Another limitation is that dietary data were collected almost a decade ago, thus might not reflect the current dietary intakes in the Italian population, although being the most updated data available so far in the Country, and in line with timeframes from the majority of studies in the field [6, 31, 32, 53, 54]; moreover, the analyses on correlates of BQI are independent of the time of data collection.

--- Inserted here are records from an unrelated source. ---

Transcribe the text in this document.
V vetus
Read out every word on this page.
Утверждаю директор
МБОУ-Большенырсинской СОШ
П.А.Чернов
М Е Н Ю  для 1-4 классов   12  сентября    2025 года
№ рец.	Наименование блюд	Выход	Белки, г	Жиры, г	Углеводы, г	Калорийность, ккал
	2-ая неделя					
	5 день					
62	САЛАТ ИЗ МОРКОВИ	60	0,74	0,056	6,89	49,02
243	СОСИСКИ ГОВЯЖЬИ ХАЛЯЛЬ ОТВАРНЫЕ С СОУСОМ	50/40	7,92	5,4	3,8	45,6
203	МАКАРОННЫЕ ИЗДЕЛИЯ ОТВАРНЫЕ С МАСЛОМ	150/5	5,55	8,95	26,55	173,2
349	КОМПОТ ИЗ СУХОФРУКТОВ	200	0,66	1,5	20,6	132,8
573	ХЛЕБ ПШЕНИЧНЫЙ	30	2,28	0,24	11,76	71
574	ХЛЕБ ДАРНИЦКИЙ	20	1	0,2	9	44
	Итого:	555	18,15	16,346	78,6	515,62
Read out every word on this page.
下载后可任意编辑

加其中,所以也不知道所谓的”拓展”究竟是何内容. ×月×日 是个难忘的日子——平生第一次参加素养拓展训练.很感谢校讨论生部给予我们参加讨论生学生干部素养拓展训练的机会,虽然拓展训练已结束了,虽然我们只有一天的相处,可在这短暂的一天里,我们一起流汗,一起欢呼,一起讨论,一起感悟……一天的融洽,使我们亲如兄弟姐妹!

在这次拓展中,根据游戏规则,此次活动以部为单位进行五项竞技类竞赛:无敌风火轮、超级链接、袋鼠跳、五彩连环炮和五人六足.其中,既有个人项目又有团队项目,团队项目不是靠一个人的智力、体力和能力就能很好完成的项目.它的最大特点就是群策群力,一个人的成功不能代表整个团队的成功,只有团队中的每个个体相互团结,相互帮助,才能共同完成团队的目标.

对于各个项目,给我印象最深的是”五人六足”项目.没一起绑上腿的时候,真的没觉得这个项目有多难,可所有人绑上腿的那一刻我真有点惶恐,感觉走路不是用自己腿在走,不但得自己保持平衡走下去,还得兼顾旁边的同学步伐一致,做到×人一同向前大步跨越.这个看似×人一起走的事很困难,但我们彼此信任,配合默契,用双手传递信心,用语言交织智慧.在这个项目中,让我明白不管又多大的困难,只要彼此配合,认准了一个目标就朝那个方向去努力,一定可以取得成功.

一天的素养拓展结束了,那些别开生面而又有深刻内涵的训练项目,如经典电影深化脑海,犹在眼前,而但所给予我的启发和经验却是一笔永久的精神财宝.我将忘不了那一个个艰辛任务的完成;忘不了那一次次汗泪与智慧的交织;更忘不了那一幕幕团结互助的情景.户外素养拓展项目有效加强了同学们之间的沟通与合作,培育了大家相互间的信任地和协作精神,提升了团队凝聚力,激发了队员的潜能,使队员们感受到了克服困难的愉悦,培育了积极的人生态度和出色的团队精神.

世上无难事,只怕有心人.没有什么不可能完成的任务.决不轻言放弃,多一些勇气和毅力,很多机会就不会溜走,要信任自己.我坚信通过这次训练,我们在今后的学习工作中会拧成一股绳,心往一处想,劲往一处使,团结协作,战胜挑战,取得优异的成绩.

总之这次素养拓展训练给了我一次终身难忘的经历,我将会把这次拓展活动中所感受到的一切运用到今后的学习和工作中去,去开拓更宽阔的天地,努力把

Finally, the generalizability of the findings is limited to the Italian population; however, these results contribute to the scarce body of knowledge on breakfast quality, and its sociodemographic and psychosocial correlates.

Conclusions

In conclusion, data from this large nutrition survey indicate that only a small proportion of Italian adults, children, and adolescents have a high breakfast quality. Major deficiencies were observed for fruit and vegetable consumption, compliance with energy recommendations, and fibre content at breakfast. In adults, breakfast quality varied across age groups, sex, and educational level, and was also linked to stress-related indicators, suggesting that effective public health policies should specifically address the nutritional needs of more vulnerable population groups. Future studies with up-to-date dietary data are warranted to understand the diverse breakfast-related nutritional challenges of the Italian population and to possibly confirm the association with sociodemographic and psychosocial correlates to implementing interventions and strategies to improve breakfast quality, preferably since childhood.